Como se prevê no art. 425º CPC depois do encerramento da discussão, em sede de recurso só são admitidos os documentos cuja apresentação não tenha sido possível até aquele momento.
Observava ALBERTO DOS REIS: “[c]oncilia-se assim o princípio de disciplina processual que postula o oferecimento imediato de documentos, com o princípio de justiça segundo o qual a decisão deve ser a expressão, tão perfeita e completa quanto possível, da verdade dos factos que interessam ao litígio”[2].
A junção de documentos em sede de recurso está contudo subordinada ao critério estabelecido no art. 651º CPC, no qual se determina que:
“As partes apenas podem juntar documentos às alegações nas situações excecionais a que se refere o art. 425º ou no caso de a junção se ter tornado necessária em virtude do julgamento proferido na 1ª instância”.
Dispõe o art.425ºCPC:
“Depois do encerramento da discussão só são admitidos, no caso de recurso, os documentos cuja apresentação não tenha sido possível até aquele momento”.
Decorre deste regime que em sede de recurso, nas alegações, as partes podem juntar documentos, quando:
- a sua apresentação não tenha sido possível até esse momento – superveniência objetiva (fundada na data do facto a provar ou do documento comprovante) ou subjetiva (baseada no desconhecimento da existência do documento, na indisponibilidade dele por parte do interessado ou na necessidade de alegação e prova do facto);
- se tenha revelado necessária por virtude do julgamento proferido, maxime quando esta se revele de todo surpreendente relativamente ao que seria expectável em face dos elementos já constantes do processo[3].
No caso em análise o apelante requereu a junção dos documentos pelo facto de intervir pela primeira vez nos autos e para comprovar os factos que alega nas conclusões de recurso.
Os motivos invocados não têm apoio no critério legal.
O apelante citado para os termos da ação não contestou, sendo certo que era na contestação que devia apresentar a sua defesa e indicar os meios de prova.

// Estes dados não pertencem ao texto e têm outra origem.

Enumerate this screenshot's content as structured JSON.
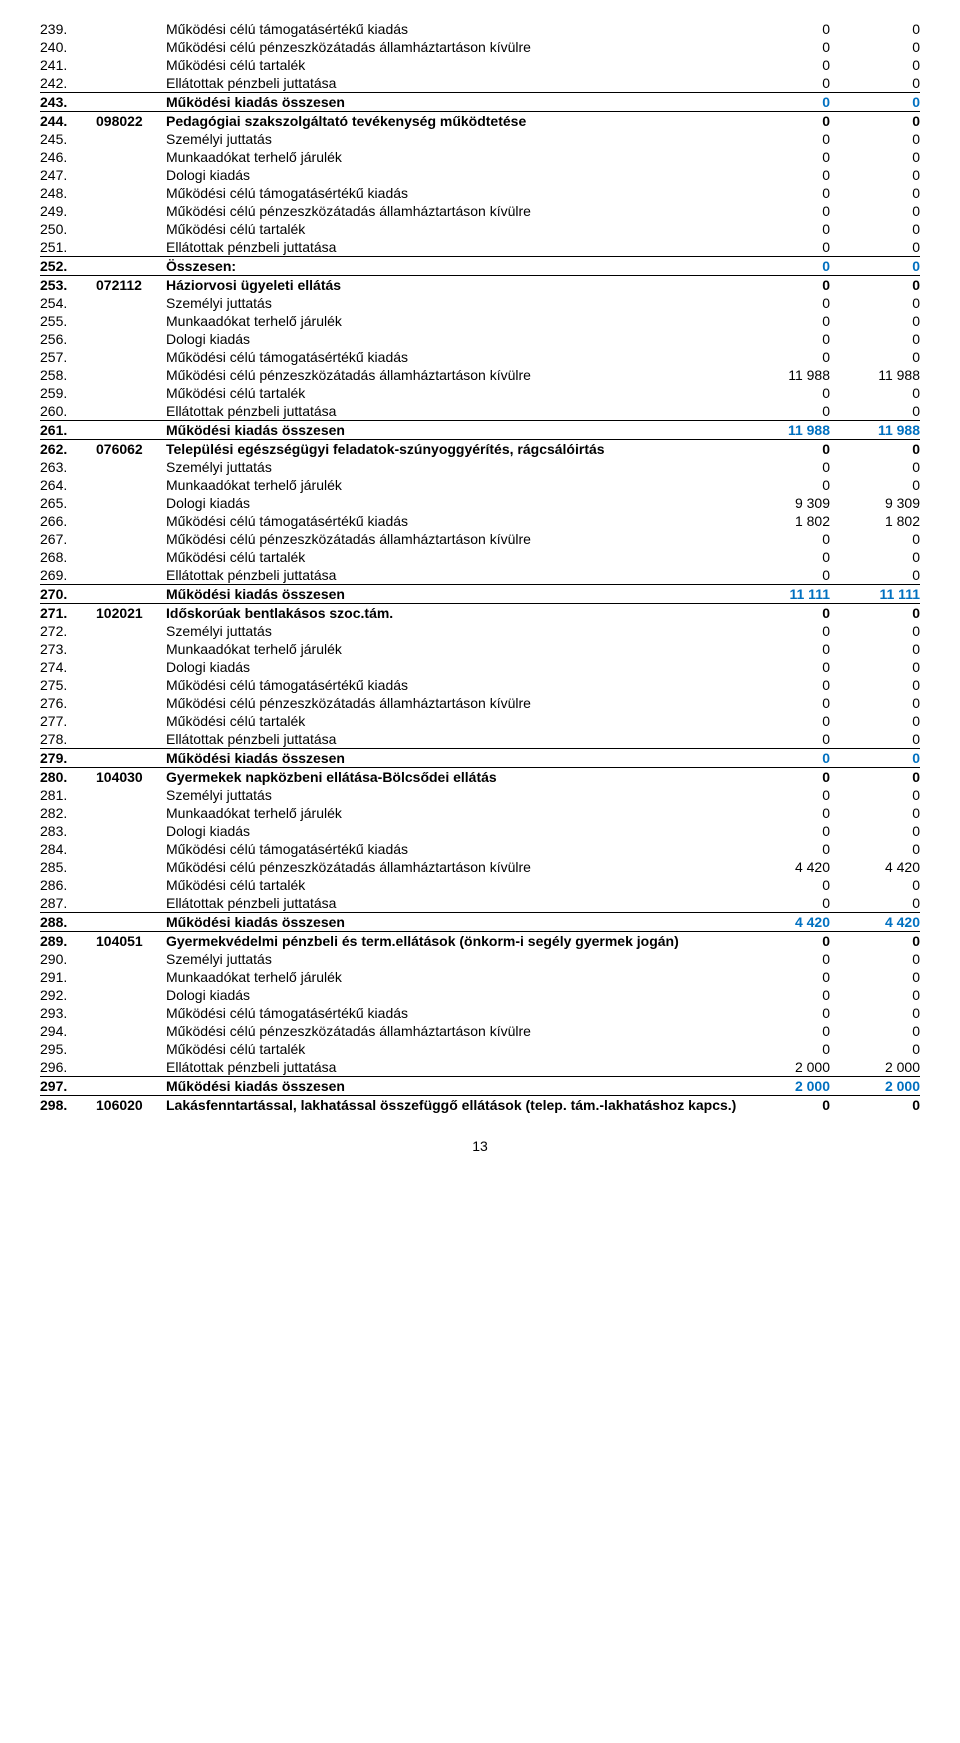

Não o fazendo precludiu o direito de o fazer.
O ónus de contestar inclui quer o de impugnar, quer o de excecionar com a dedução de todas as exceções que, não sendo de conhecimento oficioso, o réu tenha contra a pretensão do autor (art. 573/1 CPC). A inobservância de qualquer destes ónus dá lugar a preclusões (de contestar, de impugnar, de excecionar).
O art. 573.º n.º1 CPC enuncia o princípio da concentração da defesa na contestação ao prescrever que toda ela deve ser deduzida nesse articulado, com exceção dos incidentes que a lei mande deduzir em separado.
O n.º 2 prevê a defesa superveniente: depois da contestação só podem ser deduzidas as exceções, incidentes e meios de defesa que sejam supervenientes ou que a lei expressamente admita passado esse momento, ou de que se deva conhecer oficiosamente.
Os factos integradores da exceção devem ser alegados, em primeira mão e em primeira linha, nos articulados principais, neste caso, na contestação.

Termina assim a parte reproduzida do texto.